After analyzing the market’s growth trends and profitability the manager presented a bold turnaround plan to the CEO and CFO focusing on pruning the product line, creating a single chassis to replace the current three, an all new styling approach, creating consumer incentives and cultivating strong new partnerships with big box retailers. The company’s first-ever business team was created and pulled together the division leaders from every functional area. First, the manager explained matter-of-factly the imminent shut-down of the division. Bluntly asking for their support, he promised the demoralized large screen product management, engineering and manufacturing teams (about 200 employees) that if they agreed to this new product line and marketing plan, the product line would freeze for one year and sales would make no changes of any kind.

Next Steps

  • The new business team became joined at the hip. The leaders from each functional division met weekly. In each meeting the team reviewed the financials first. The remainder of the meeting was devoted to the new product line development and understanding the financial implications of each decision impacting the new line.
  • The new product line was created quickly, focusing on parts commonalities and differentiation that could be easily appreciated by consumers and retail buyers but did not require unusual changeover times in the factory.
  • A new marketing plan was created focusing on national TV advertising, retailer merchandising and sales promotions.
  • The turnaround leader hit the road with the top sales people and helped convince key retailers to give the new product line a try.

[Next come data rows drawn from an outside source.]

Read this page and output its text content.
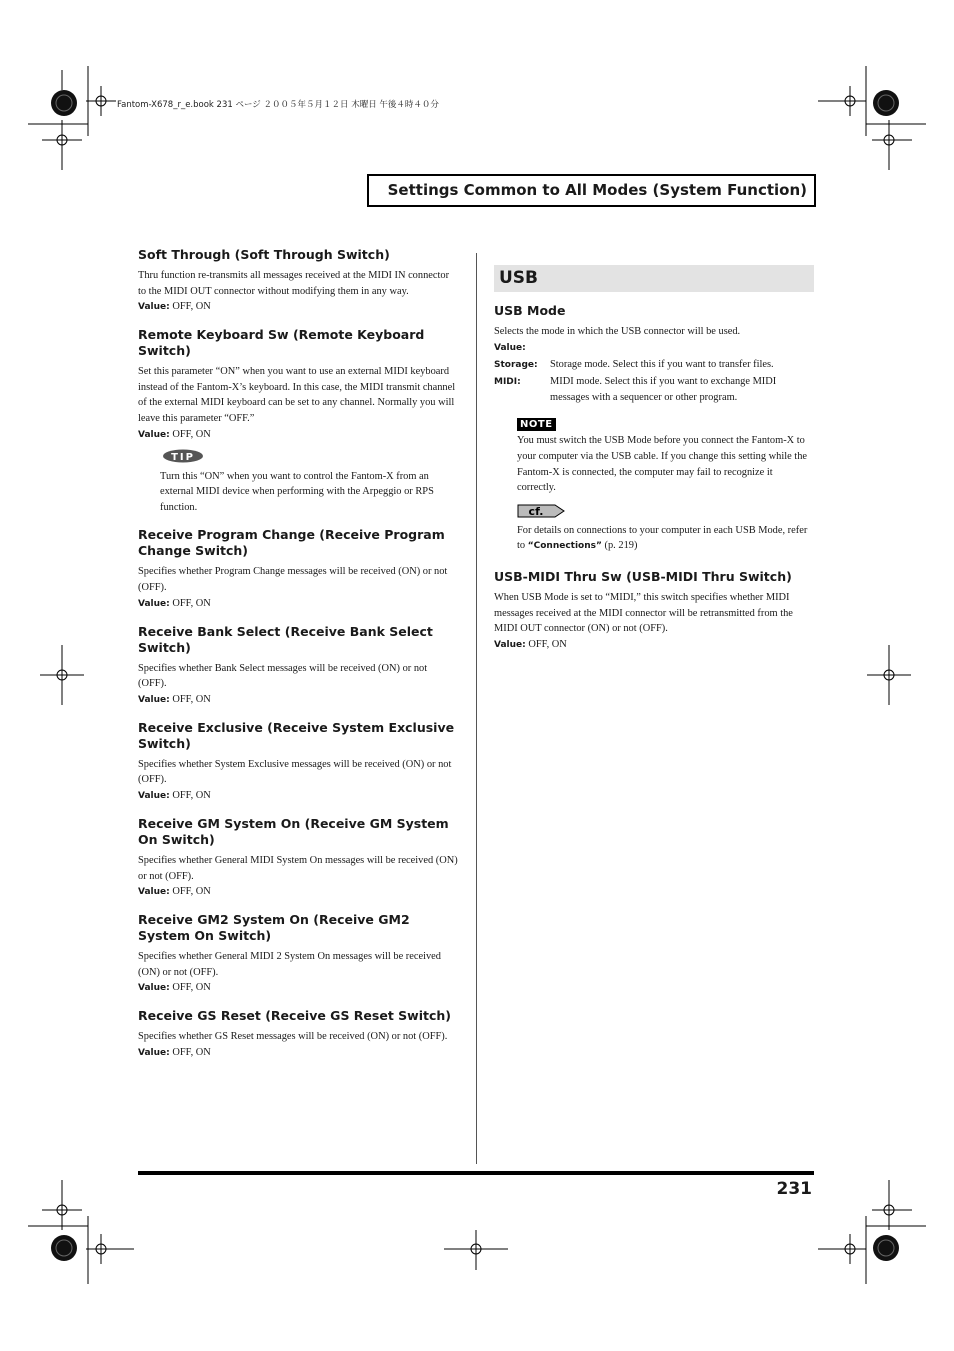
Fantom-X678_r_e.book 231 ページ ２００５年５月１２日 木曜日 午後４時４０分
Settings Common to All Modes (System Function)
Soft Through (Soft Through Switch)

Thru function re-transmits all messages received at the MIDI IN connector to the MIDI OUT connector without modifying them in any way.

Value: OFF, ON

Remote Keyboard Sw (Remote Keyboard Switch)

Set this parameter “ON” when you want to use an external MIDI keyboard instead of the Fantom-X’s keyboard. In this case, the MIDI transmit channel of the external MIDI keyboard can be set to any channel. Normally you will leave this parameter “OFF.”

Value: OFF, ON

TIP

Turn this “ON” when you want to control the Fantom-X from an external MIDI device when performing with the Arpeggio or RPS function.

Receive Program Change (Receive Program Change Switch)

Specifies whether Program Change messages will be received (ON) or not (OFF).

Value: OFF, ON

Receive Bank Select (Receive Bank Select Switch)

Specifies whether Bank Select messages will be received (ON) or not (OFF).

Value: OFF, ON

Receive Exclusive (Receive System Exclusive Switch)

Specifies whether System Exclusive messages will be received (ON) or not (OFF).

Value: OFF, ON

Receive GM System On (Receive GM System On Switch)

Specifies whether General MIDI System On messages will be received (ON) or not (OFF).

Value: OFF, ON

Receive GM2 System On (Receive GM2 System On Switch)

Specifies whether General MIDI 2 System On messages will be received (ON) or not (OFF).

Value: OFF, ON

Receive GS Reset (Receive GS Reset Switch)

Specifies whether GS Reset messages will be received (ON) or not (OFF).

Value: OFF, ON

USB
USB Mode

Selects the mode in which the USB connector will be used.

Value:

Storage:	Storage mode. Select this if you want to transfer files.
MIDI:	MIDI mode. Select this if you want to exchange MIDI messages with a sequencer or other program.
NOTE

You must switch the USB Mode before you connect the Fantom-X to your computer via the USB cable. If you change this setting while the Fantom-X is connected, the computer may fail to recognize it correctly.

cf.

For details on connections to your computer in each USB Mode, refer to “Connections” (p. 219)

USB-MIDI Thru Sw (USB-MIDI Thru Switch)

When USB Mode is set to “MIDI,” this switch specifies whether MIDI messages received at the MIDI connector will be retransmitted from the MIDI OUT connector (ON) or not (OFF).

Value: OFF, ON

231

Results of This Turnaround

The turnaround took a year to execute and another year to demonstrate sales results. At the end of that second year sales were up, market share was up and the division had turned in a $7 million operating profit, following an operating loss of $5 million the year before. Of all the divisions in the $2 billion company, this division was one of two that turned a profit that year. The team was treated like company heroes and the large screen television division went on to become a significant strategic component of the parent company’s global consumer electronics strategy.